If I walk toward him he'll expect me to confess.
 

The Waxworks of the Wealthy

Before the worst Sundays were over,
Three services, the last at twilight,
The oldest women ate from boxes.
They sat downstairs for five hours of hymns
And vows like tailgaters for heaven
While my family became fog, settling
In our rooms next door for the silence
Of newspapers, the mandatory
Study of gospels and epistles.
Each time we walked the hundred steps back
To overture, the old were seated
Where they'd been at nine and noon, close to
The altar and replicas of Christ.
In minutes they were singing their way
To ascension, faces uplifted
As if heaven's promise were hanging
From the bare ceiling of the church like
The waxworks, once, of the wealthy who
Bought likenesses above the faithful.
Who wouldn't look up and wish to join
The holy hosts? The rich dangled near
Mary; the powerful swayed by Christ
Until their heaven turned so crowded
They were lowered, oldest first, melted
Into puddles, reformed, tapering
Into the small reach of candles, lit
And used again like those that ended
Our evening service, all of them held
So level by the fear of tilting.
We knew where all of us were standing.
If we let our candles leak, their wax
Would spell our names on the dry-mopped floor.

 

The History of Permanence

One of the saints, his coffin reopened
By descendants of the faithful, had not
Decomposed. Blessed are the pure in heart,
They said, and even if the rest of us
Believe nothing of the Catholic ways,
What about those mummies who stayed and stayed,
No matter the lives they'd earlier lived?
Didn't those kings and queens still look themselves?
The ancient secrets of embalming said
We didn't have to turn to dust.

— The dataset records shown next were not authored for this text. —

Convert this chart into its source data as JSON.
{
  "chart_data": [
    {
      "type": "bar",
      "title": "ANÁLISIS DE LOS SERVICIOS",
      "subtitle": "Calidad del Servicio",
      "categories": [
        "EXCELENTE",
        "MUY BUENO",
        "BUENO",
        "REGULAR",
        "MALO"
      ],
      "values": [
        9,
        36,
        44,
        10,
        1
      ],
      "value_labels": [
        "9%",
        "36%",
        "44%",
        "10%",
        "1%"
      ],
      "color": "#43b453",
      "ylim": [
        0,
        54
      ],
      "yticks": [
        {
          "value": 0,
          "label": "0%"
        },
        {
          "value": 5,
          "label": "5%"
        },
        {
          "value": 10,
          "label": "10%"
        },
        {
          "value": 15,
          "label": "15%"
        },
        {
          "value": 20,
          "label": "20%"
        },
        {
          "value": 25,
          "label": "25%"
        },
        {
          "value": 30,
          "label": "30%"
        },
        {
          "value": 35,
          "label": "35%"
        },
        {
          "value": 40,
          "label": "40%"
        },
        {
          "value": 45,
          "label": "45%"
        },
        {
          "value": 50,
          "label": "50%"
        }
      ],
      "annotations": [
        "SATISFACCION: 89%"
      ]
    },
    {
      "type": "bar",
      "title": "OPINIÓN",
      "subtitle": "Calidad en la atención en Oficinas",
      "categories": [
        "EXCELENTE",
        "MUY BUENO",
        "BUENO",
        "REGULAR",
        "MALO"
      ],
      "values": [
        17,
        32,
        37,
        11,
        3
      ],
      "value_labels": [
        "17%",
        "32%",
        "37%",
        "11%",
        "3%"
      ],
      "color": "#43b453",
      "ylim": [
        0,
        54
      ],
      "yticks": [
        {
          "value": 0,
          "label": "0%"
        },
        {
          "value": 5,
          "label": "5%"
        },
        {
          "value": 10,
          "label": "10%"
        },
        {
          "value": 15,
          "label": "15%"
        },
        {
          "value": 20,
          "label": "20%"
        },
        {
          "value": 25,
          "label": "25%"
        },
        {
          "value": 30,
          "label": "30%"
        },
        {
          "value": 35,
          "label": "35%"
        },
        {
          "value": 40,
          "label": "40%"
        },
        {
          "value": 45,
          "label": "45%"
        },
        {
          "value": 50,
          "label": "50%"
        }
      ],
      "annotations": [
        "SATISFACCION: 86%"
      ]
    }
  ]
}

And for
Those among us with little faith, there were
Mummy medicines, the dead-for-eons
Powdered to preserve them, and that failing,
The dust of those mummies mixed in with paint
To make art, at least, eternal. Look there,
In the detailed, brushstroked shades, something saved
For a thousand years, more than enough to
Outlast a world prophesied soon-to-die.
Those paintings would be juried, at last, to
The left- or right-hand halls of judgment, hung
In the permanent collections of God.